Color components can be arrayed in various geometries, depending on how the monitor is to be used. If the software being used knows the geometry, it can be used to increase the apparent number of pixels using sub pixel rendering. This kind of technique is often used in text anti-aliasing. LCDs which are used in digital watches and calculators have separate contact for each segment. Thus an external dedicated circuit charges each segment individually. This is not possible if the number of elements increases.
Small monochrome displays like the ones used in Personal Organizers or in older laptops have passive matrix like structure and employ super twisted nematic or double layer STN technology. Here, each row or each column has a single electrical circuit and the pixels are hence addressed according to rows and columns. But as the number of pixels increases, the response time decreases and the technique no longer remains feasible.
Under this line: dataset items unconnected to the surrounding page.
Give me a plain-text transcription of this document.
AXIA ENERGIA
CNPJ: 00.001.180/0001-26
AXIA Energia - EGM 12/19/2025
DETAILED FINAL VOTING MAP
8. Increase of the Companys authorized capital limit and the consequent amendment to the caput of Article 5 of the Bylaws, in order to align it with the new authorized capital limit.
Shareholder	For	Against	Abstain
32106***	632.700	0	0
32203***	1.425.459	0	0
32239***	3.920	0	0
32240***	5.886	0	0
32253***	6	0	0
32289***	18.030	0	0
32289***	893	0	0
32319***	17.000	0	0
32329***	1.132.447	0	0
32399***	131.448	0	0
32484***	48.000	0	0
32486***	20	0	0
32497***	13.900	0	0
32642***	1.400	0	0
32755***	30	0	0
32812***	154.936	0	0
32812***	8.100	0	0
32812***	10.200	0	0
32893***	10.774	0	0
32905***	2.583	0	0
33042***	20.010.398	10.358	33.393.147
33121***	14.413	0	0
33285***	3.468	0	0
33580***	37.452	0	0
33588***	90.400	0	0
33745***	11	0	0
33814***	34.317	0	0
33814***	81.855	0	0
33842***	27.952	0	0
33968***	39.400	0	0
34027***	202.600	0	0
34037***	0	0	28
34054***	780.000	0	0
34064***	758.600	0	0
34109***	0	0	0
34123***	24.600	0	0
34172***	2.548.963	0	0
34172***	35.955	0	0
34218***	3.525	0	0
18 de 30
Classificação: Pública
Color displays used in modern LCD monitors and televisions use active matrix structure. An array of thin film transistors (TFT) is added. Each pixel has a dedicated transistor. Active Matrix display looks brighter and sharper than passive matrix display of similar size and has better response time.
LCD technology has some critical drawbacks too. Resolution of a CRT monitor can be changed without introduction of any new artifact. But LCDs can produce only their native resolution and non native resolutions are achieved by scaling. The blacks of LCDs are actually grey because of presence of a light source. This results in lower contrast ratio when compared to CRTs. LCDs with cheaper parts cannot display as many colors plasma or CRT counterparts.
Also, LCD display has longer response time when compared to Plasma or CRT counterparts. Input lag is also present and the viewing angle is limited. In spite of these drawbacks, LCD display is quickly gaining prominence.